“Temos que produzir, produzir com eficiência, usar bem a terra”, afirmou o presidente cubano, Miguel Díaz-Canel, durante um encontro com mais de 60 representantes do setor agropecuário, no qual defendeu a aplicação, com “agilidade, profundidade e coerência”, das 176 reformas econômicas e sociais aprovadas recentemente pelo governo.
A reunião, realizada nesta segunda-feira (14), no Palácio de Convenções de Havana, foi centrada na implementação das transformações na agricultura e na pecuária. “Se há um setor que precisa apresentar resultados em um prazo mais imediato, é o setor da produção agropecuária”, afirmou o presidente.
Díaz-Canel destacou que o objetivo é alcançar “uma relação adequada entre os gastos, os custos e os preços de nossos produtos”, ao mesmo tempo em que defendeu a busca por soluções para aumentar a produção. “É o momento de buscar soluções, alianças e deixar para trás a mentalidade de pedir insumos, como existia algum tempo atrás”, afirmou.

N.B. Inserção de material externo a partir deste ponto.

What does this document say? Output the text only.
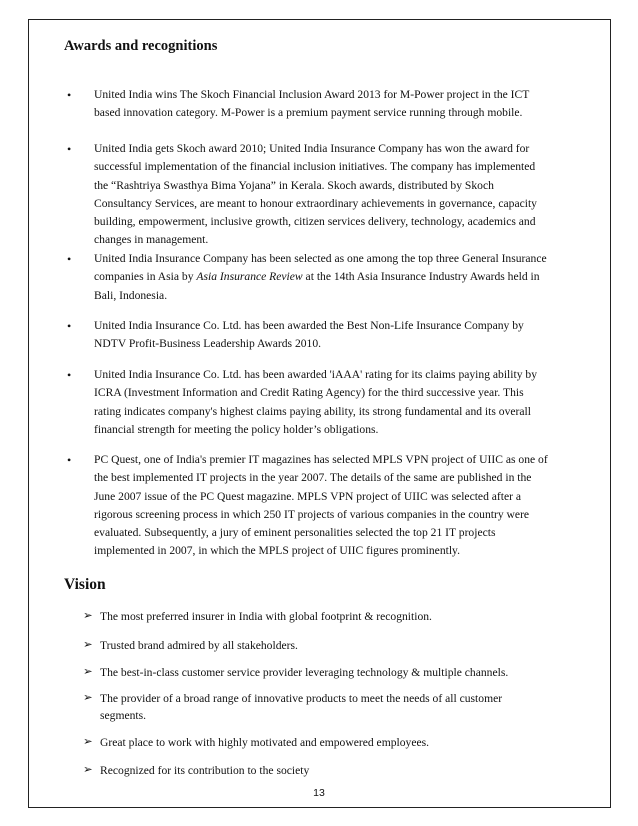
Awards and recognitions
• United India wins The Skoch Financial Inclusion Award 2013 for M-Power project in the ICT based innovation category. M-Power is a premium payment service running through mobile.
• United India gets Skoch award 2010; United India Insurance Company has won the award for successful implementation of the financial inclusion initiatives. The company has implemented the “Rashtriya Swasthya Bima Yojana” in Kerala. Skoch awards, distributed by Skoch Consultancy Services, are meant to honour extraordinary achievements in governance, capacity building, empowerment, inclusive growth, citizen services delivery, technology, academics and changes in management.
• United India Insurance Company has been selected as one among the top three General Insurance companies in Asia by Asia Insurance Review at the 14th Asia Insurance Industry Awards held in Bali, Indonesia.
• United India Insurance Co. Ltd. has been awarded the Best Non-Life Insurance Company by NDTV Profit-Business Leadership Awards 2010.
• United India Insurance Co. Ltd. has been awarded 'iAAA' rating for its claims paying ability by ICRA (Investment Information and Credit Rating Agency) for the third successive year. This rating indicates company's highest claims paying ability, its strong fundamental and its overall financial strength for meeting the policy holder’s obligations.
• PC Quest, one of India's premier IT magazines has selected MPLS VPN project of UIIC as one of the best implemented IT projects in the year 2007. The details of the same are published in the June 2007 issue of the PC Quest magazine. MPLS VPN project of UIIC was selected after a rigorous screening process in which 250 IT projects of various companies in the country were evaluated. Subsequently, a jury of eminent personalities selected the top 21 IT projects implemented in 2007, in which the MPLS project of UIIC figures prominently.
Vision
➢ The most preferred insurer in India with global footprint & recognition.
➢ Trusted brand admired by all stakeholders.
➢ The best-in-class customer service provider leveraging technology & multiple channels.
➢ The provider of a broad range of innovative products to meet the needs of all customer segments.
➢ Great place to work with highly motivated and empowered employees.
➢ Recognized for its contribution to the society
13
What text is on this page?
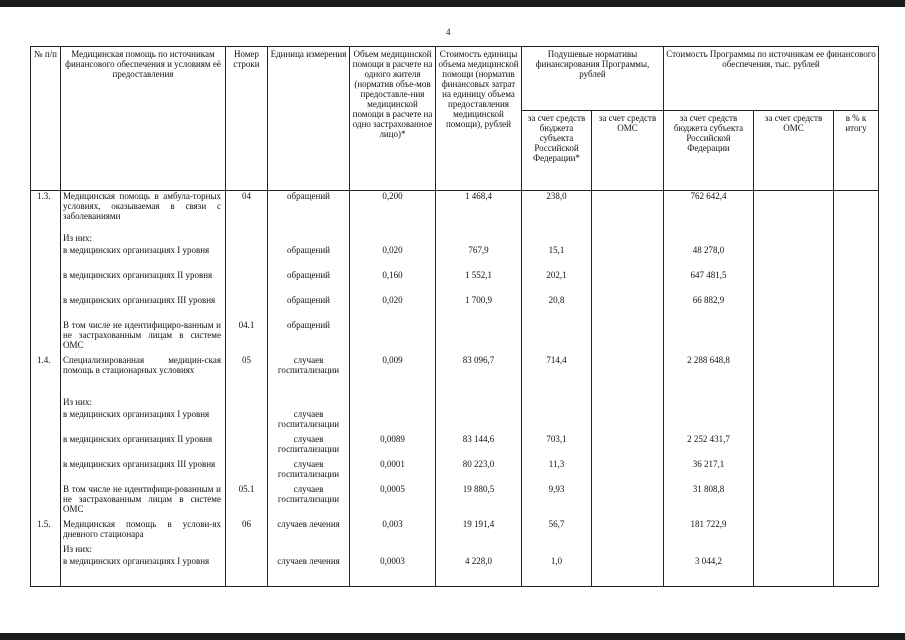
4
№ п/п	Медицинская помощь по источникам финансового обеспечения и условиям её предоставления	Номер строки	Единица измерения	Объем медицинской помощи в расчете на одного жителя (норматив объе-мов предоставле-ния медицинской помощи в расчете на одно застрахованное лицо)*	Стоимость единицы объема медицинской помощи (норматив финансовых затрат на единицу объема предоставления медицинской помощи), рублей	Подушевые нормативы финансирования Программы, рублей		Стоимость Программы по источникам ее финансового обеспечения, тыс. рублей		
						за счет средств бюджета субъекта Российской Федерации*	за счет средств ОМС	за счет средств бюджета субъекта Российской Федерации	за счет средств ОМС	в % к итогу
1.3.	Медицинская помощь в амбула-торных условиях, оказываемая в связи с заболеваниями	04	обращений	0,200	1 468,4	238,0		762 642,4		
	Из них:									
	в медицинских организациях I уровня		обращений	0,020	767,9	15,1		48 278,0		
	в медицинских организациях II уровня		обращений	0,160	1 552,1	202,1		647 481,5		
	в медицинских организациях III уровня		обращений	0,020	1 700,9	20,8		66 882,9		
	В том числе не идентифициро-ванным и не застрахованным лицам в системе ОМС	04.1	обращений							
1.4.	Специализированная медицин-ская помощь в стационарных условиях	05	случаев госпитализации	0,009	83 096,7	714,4		2 288 648,8		
	Из них:									
	в медицинских организациях I уровня		случаев госпитализации							
	в медицинских организациях II уровня		случаев госпитализации	0,0089	83 144,6	703,1		2 252 431,7		
	в медицинских организациях III уровня		случаев госпитализации	0,0001	80 223,0	11,3		36 217,1		
	В том числе не идентифици-рованным и не застрахованным лицам в системе ОМС	05.1	случаев госпитализации	0,0005	19 880,5	9,93		31 808,8		
1.5.	Медицинская помощь в услови-ях дневного стационара	06	случаев лечения	0,003	19 191,4	56,7		181 722,9		
	Из них:									
	в медицинских организациях I уровня		случаев лечения	0,0003	4 228,0	1,0		3 044,2		
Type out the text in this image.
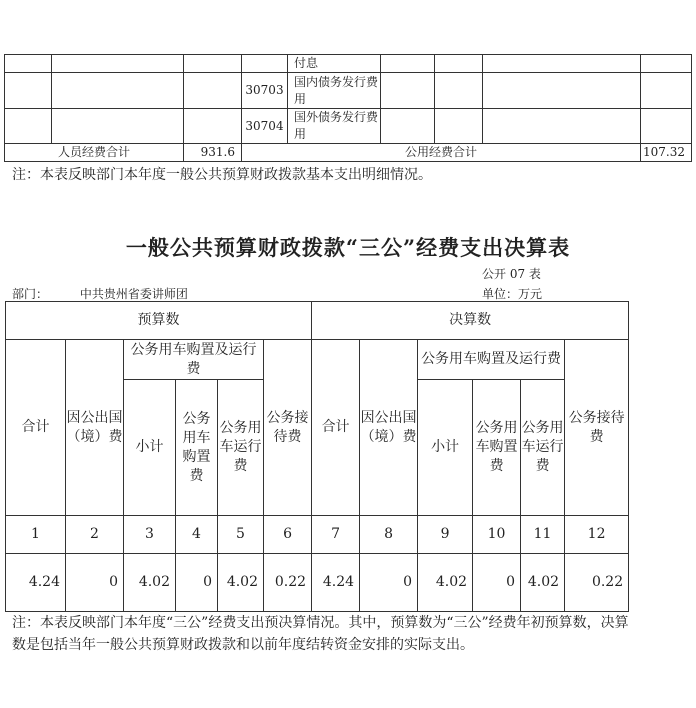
				付息				
			30703	国内债务发行费用				
			30704	国外债务发行费用				
人员经费合计		931.6	公用经费合计					107.32
注：本表反映部门本年度一般公共预算财政拨款基本支出明细情况。
一般公共预算财政拨款“三公”经费支出决算表
公开 07 表
部门：	中共贵州省委讲师团	单位：万元
预算数						决算数					
合计	因公出国（境）费	公务用车购置及运行费			公务接待费	合计	因公出国（境）费	公务用车购置及运行费			公务接待费
		小计	公务用车购置费	公务用车运行费				小计	公务用车购置费	公务用车运行费	
1	2	3	4	5	6	7	8	9	10	11	12
4.24	0	4.02	0	4.02	0.22	4.24	0	4.02	0	4.02	0.22
注：本表反映部门本年度“三公”经费支出预决算情况。其中，预算数为“三公”经费年初预算数，决算数是包括当年一般公共预算财政拨款和以前年度结转资金安排的实际支出。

Dessa forma, o presidente destacou que as novas medidas dão aos agricultores “o direito de decidir o que produzir, como produzir, em que quantidades produzir e como comercializar”. Nesse sentido, defendeu que, no curto prazo, seja alcançado “um aumento substancial da produção de alimentos” e que se permita “que o povo tenha acesso aos alimentos de que necessita a preços melhores”.
‘Cuba se constrói a partir do sulco’
Durante o encontro, Díaz-Canel afirmou que as transformações aprovadas em junho não constituem “uma simples mudança de norma”, mas “uma mudança de lógica”. Segundo explicou, o objetivo é passar “de executores de planos a gestores do destino produtivo dos alimentos para o país”.

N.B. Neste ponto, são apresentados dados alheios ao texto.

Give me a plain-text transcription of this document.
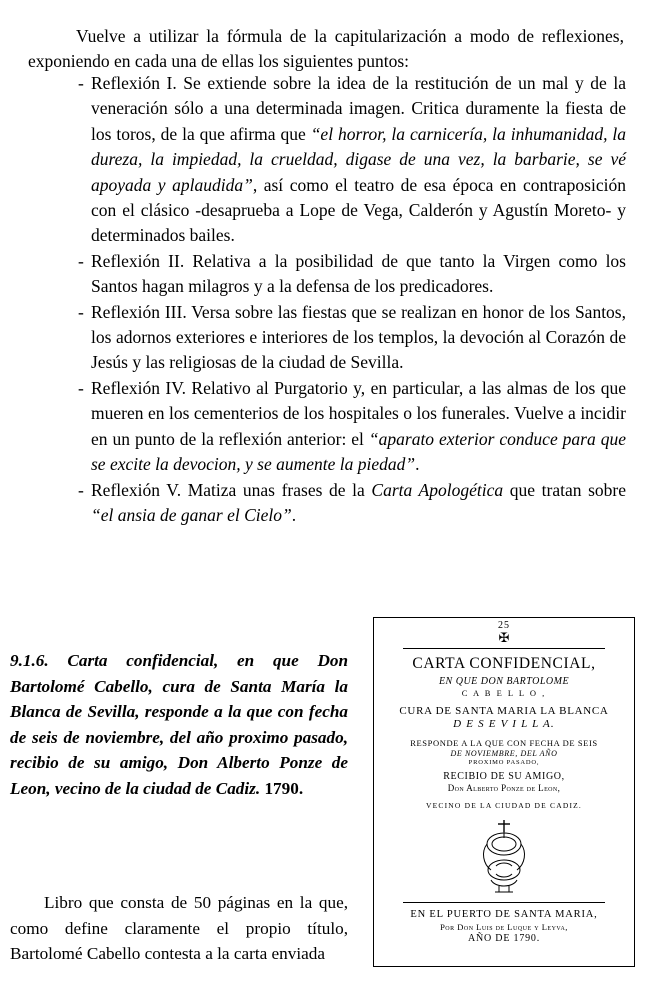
Vuelve a utilizar la fórmula de la capitularización a modo de reflexiones, exponiendo en cada una de ellas los siguientes puntos:

- Reflexión I. Se extiende sobre la idea de la restitución de un mal y de la veneración sólo a una determinada imagen. Critica duramente la fiesta de los toros, de la que afirma que “el horror, la carnicería, la inhumanidad, la dureza, la impiedad, la crueldad, digase de una vez, la barbarie, se vé apoyada y aplaudida”, así como el teatro de esa época en contraposición con el clásico -desaprueba a Lope de Vega, Calderón y Agustín Moreto- y determinados bailes.
- Reflexión II. Relativa a la posibilidad de que tanto la Virgen como los Santos hagan milagros y a la defensa de los predicadores.
- Reflexión III. Versa sobre las fiestas que se realizan en honor de los Santos, los adornos exteriores e interiores de los templos, la devoción al Corazón de Jesús y las religiosas de la ciudad de Sevilla.
- Reflexión IV. Relativo al Purgatorio y, en particular, a las almas de los que mueren en los cementerios de los hospitales o los funerales. Vuelve a incidir en un punto de la reflexión anterior: el “aparato exterior conduce para que se excite la devocion, y se aumente la piedad”.
- Reflexión V. Matiza unas frases de la Carta Apologética que tratan sobre “el ansia de ganar el Cielo”.
9.1.6. Carta confidencial, en que Don Bartolomé Cabello, cura de Santa María la Blanca de Sevilla, responde a la que con fecha de seis de noviembre, del año proximo pasado, recibio de su amigo, Don Alberto Ponze de Leon, vecino de la ciudad de Cadiz. 1790.

Libro que consta de 50 páginas en la que, como define claramente el propio título, Bartolomé Cabello contesta a la carta enviada

25
✠
CARTA CONFIDENCIAL,
EN QUE DON BARTOLOME
C A B E L L O ,
CURA DE SANTA MARIA LA BLANCA
D E S E V I L L A.
RESPONDE A LA QUE CON FECHA DE SEIS
DE NOVIEMBRE, DEL AÑO
PROXIMO PASADO,
RECIBIO DE SU AMIGO,
Don Alberto Ponze de Leon,
VECINO DE LA CIUDAD DE CADIZ.
EN EL PUERTO DE SANTA MARIA,
Por Don Luis de Luque y Leyva,
AÑO DE 1790.
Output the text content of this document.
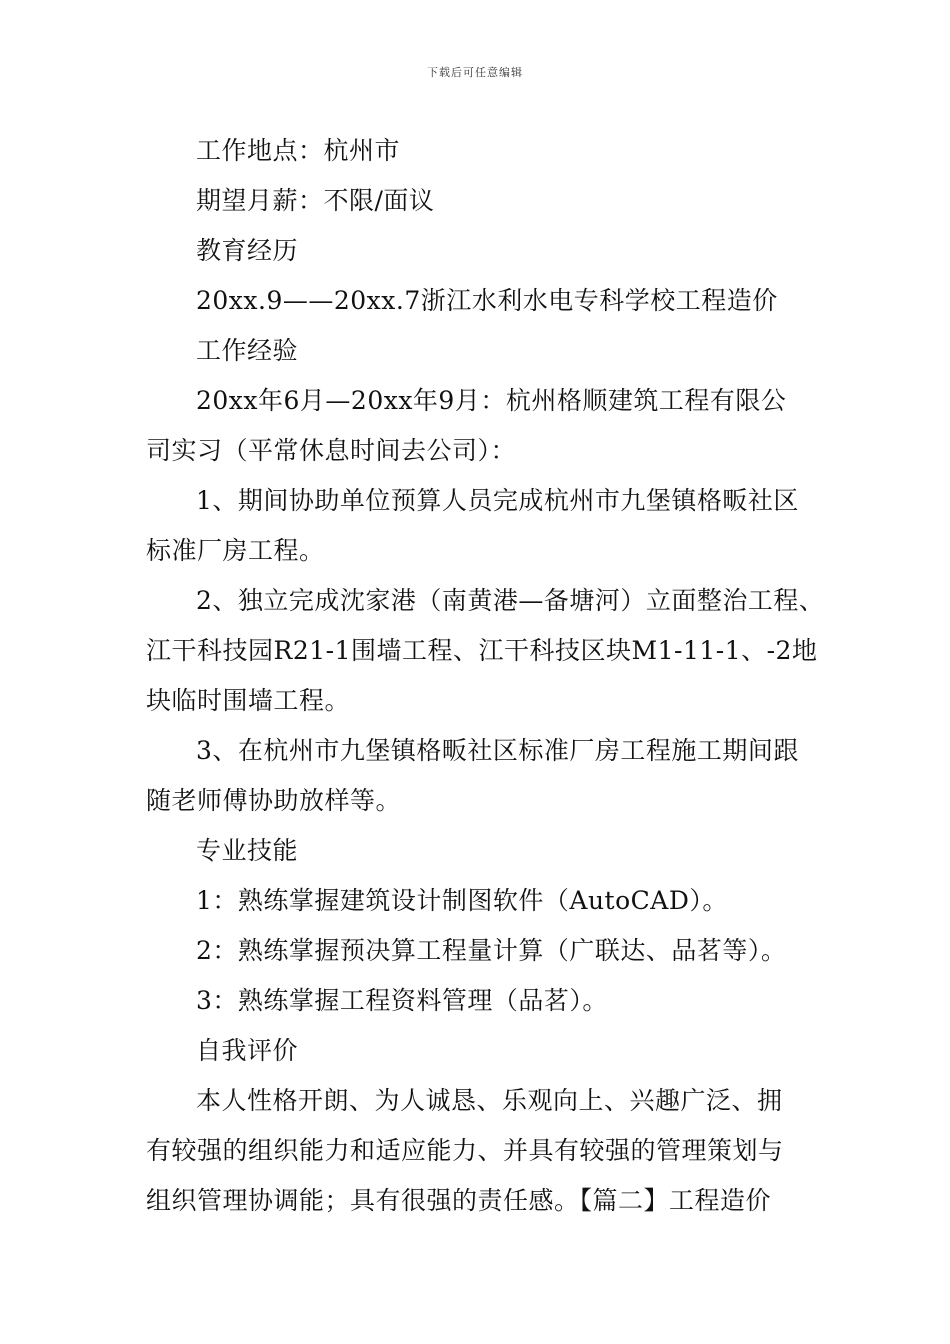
下载后可任意编辑
工作地点：杭州市
期望月薪：不限/面议
教育经历
20xx.9——20xx.7浙江水利水电专科学校工程造价
工作经验
20xx年6月—20xx年9月：杭州格顺建筑工程有限公
司实习（平常休息时间去公司）：
1、期间协助单位预算人员完成杭州市九堡镇格畈社区
标准厂房工程。
2、独立完成沈家港（南黄港—备塘河）立面整治工程、
江干科技园R21-1围墙工程、江干科技区块M1-11-1、-2地
块临时围墙工程。
3、在杭州市九堡镇格畈社区标准厂房工程施工期间跟
随老师傅协助放样等。
专业技能
1：熟练掌握建筑设计制图软件（AutoCAD）。
2：熟练掌握预决算工程量计算（广联达、品茗等）。
3：熟练掌握工程资料管理（品茗）。
自我评价
本人性格开朗、为人诚恳、乐观向上、兴趣广泛、拥
有较强的组织能力和适应能力、并具有较强的管理策划与
组织管理协调能；具有很强的责任感。【篇二】工程造价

“O país se constrói a partir do sulco, não de um escritório”, afirmou, ao considerar que a contribuição do setor agropecuário “é decisiva em momentos como este”.
O presidente também reconheceu que os avanços apresentados durante a reunião ainda não representam a situação geral do país. “Há muitas coisas que não avançam, há muitas coisas que ainda estão travadas”, afirmou. Nesse sentido, destacou que, em algumas das propriedades rurais e empresas estatais visitadas, foram obtidos resultados melhores, inclusive em momentos mais complexos.
“Esta conversa não é apenas para pensar no presente, mas também para que nos projetemos para o futuro”, acrescentou.
As transformações estão sendo implementadas em um contexto de forte deterioração da produção de alimentos em Cuba. O setor agrícola e pecuário atravessa uma queda generalizada associada à falta de divisas, ao desabastecimento de insumos básicos, à escassez de combustível e à deterioração das máquinas, entre outros fatores.
Segundo os dados mais recentes do Escritório Nacional de Estatística e Informação (ONEI), vários produtos essenciais registram quedas significativas. A produção de arroz, por exemplo, passou de cobrir cerca de metade do consumo nacional para representar apenas 11% da demanda. No caso das leguminosas, a produção caiu aproximadamente 60%.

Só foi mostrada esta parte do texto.